On Thursday, Gov. Mark Sanford signed into law a bill that's intended to help.
Under the South Carolina Virtual School program, up to 3,000 students will be able to take courses online or through distance learning each semester, earning up to three credits a year and up to 12 credits total toward high school graduation.
Virtual schools are one component of a larger plan to overhaul the state's educational system, Mr. Sanford said - a plan that includes the open-enrollment proposal, the statewide charter schools plan and continued efforts to provide state funding to help parents afford private-school tuition.
"It's been a long and, at times, heated debate," the governor said. "But it's beginning to bear fruit."
The legislation expands a program, begun last summer, under which 1,921 students in 11 school districts participated this year.

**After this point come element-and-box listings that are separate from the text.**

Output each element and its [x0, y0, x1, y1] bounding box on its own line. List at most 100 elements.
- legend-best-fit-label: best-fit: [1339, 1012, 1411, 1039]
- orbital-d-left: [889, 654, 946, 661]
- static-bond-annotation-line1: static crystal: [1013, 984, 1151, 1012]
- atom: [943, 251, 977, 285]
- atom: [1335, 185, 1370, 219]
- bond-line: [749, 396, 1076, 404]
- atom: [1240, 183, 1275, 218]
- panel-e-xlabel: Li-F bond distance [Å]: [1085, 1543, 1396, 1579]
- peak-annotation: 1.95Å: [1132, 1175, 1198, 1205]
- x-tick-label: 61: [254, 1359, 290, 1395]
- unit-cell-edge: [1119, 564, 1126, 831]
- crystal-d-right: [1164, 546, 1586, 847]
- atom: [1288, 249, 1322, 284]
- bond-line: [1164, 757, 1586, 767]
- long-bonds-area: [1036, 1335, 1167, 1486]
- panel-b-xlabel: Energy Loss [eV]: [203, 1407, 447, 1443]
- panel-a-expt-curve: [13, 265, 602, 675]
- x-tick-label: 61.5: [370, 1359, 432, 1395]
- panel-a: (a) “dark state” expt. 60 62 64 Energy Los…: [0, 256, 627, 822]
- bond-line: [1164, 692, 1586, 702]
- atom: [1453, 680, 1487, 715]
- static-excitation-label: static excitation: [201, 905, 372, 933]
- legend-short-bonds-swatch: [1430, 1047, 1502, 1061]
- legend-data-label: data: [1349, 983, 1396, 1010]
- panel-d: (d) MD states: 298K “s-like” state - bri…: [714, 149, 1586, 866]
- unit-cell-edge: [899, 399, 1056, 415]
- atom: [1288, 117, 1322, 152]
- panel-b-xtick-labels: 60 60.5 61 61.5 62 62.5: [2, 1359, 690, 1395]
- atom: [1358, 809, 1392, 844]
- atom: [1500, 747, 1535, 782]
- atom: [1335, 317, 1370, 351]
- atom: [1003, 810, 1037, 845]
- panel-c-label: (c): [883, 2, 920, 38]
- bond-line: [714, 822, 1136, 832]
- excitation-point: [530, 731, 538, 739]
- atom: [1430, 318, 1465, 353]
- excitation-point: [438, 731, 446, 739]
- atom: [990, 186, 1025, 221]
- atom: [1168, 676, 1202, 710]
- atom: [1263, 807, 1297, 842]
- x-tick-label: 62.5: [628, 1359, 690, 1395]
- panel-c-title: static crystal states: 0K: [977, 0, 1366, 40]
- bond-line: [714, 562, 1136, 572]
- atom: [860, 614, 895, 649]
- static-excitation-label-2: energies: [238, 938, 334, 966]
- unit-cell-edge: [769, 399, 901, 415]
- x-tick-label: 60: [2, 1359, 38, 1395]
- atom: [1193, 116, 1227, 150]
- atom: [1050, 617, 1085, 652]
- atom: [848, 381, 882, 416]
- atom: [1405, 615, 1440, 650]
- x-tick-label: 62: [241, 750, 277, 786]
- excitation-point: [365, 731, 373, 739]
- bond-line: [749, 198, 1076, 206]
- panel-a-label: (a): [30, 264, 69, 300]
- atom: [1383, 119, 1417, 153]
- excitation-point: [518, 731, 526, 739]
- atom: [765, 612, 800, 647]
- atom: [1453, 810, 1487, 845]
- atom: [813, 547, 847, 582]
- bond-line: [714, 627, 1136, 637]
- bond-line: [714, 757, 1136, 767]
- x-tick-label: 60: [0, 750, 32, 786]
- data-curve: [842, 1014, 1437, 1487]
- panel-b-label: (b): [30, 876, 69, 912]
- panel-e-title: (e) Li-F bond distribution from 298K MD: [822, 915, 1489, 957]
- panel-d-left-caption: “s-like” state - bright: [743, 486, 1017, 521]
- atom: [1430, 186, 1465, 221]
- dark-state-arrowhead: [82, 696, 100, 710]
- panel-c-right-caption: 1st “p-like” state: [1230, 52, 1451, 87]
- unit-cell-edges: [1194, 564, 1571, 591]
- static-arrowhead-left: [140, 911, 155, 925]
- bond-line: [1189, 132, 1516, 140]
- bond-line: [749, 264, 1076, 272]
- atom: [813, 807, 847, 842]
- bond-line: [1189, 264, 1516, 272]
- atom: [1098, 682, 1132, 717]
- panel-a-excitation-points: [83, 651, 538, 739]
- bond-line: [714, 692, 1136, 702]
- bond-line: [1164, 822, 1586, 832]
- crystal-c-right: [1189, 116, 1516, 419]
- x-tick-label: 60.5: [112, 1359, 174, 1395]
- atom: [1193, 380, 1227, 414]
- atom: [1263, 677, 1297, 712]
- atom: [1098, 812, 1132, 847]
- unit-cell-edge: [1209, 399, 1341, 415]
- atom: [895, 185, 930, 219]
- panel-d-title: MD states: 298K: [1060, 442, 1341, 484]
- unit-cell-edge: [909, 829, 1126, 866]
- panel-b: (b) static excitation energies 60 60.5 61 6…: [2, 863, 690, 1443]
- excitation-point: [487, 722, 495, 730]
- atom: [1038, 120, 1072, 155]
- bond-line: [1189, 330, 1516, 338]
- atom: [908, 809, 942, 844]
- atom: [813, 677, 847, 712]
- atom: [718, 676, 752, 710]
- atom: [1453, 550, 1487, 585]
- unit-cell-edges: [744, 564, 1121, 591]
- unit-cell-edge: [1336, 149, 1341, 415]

The governor and lawmakers demonstrated the system by connecting online and via a video screen to a class at the Governor's School for Science and Mathematics in Hartsville.
"They're 70 miles away, but they're milliseconds away in this format," Mr. Sanford said.
With the system's sound muted, though, he and the students struggled to interact, but eventually figured it out.
"It's like dealing with the General Assembly," he joked.
The program is expected to cost $3.6 million next year.
A State Department of Education report on the feasibility of providing adult education through the virtual system is due Jan. 1.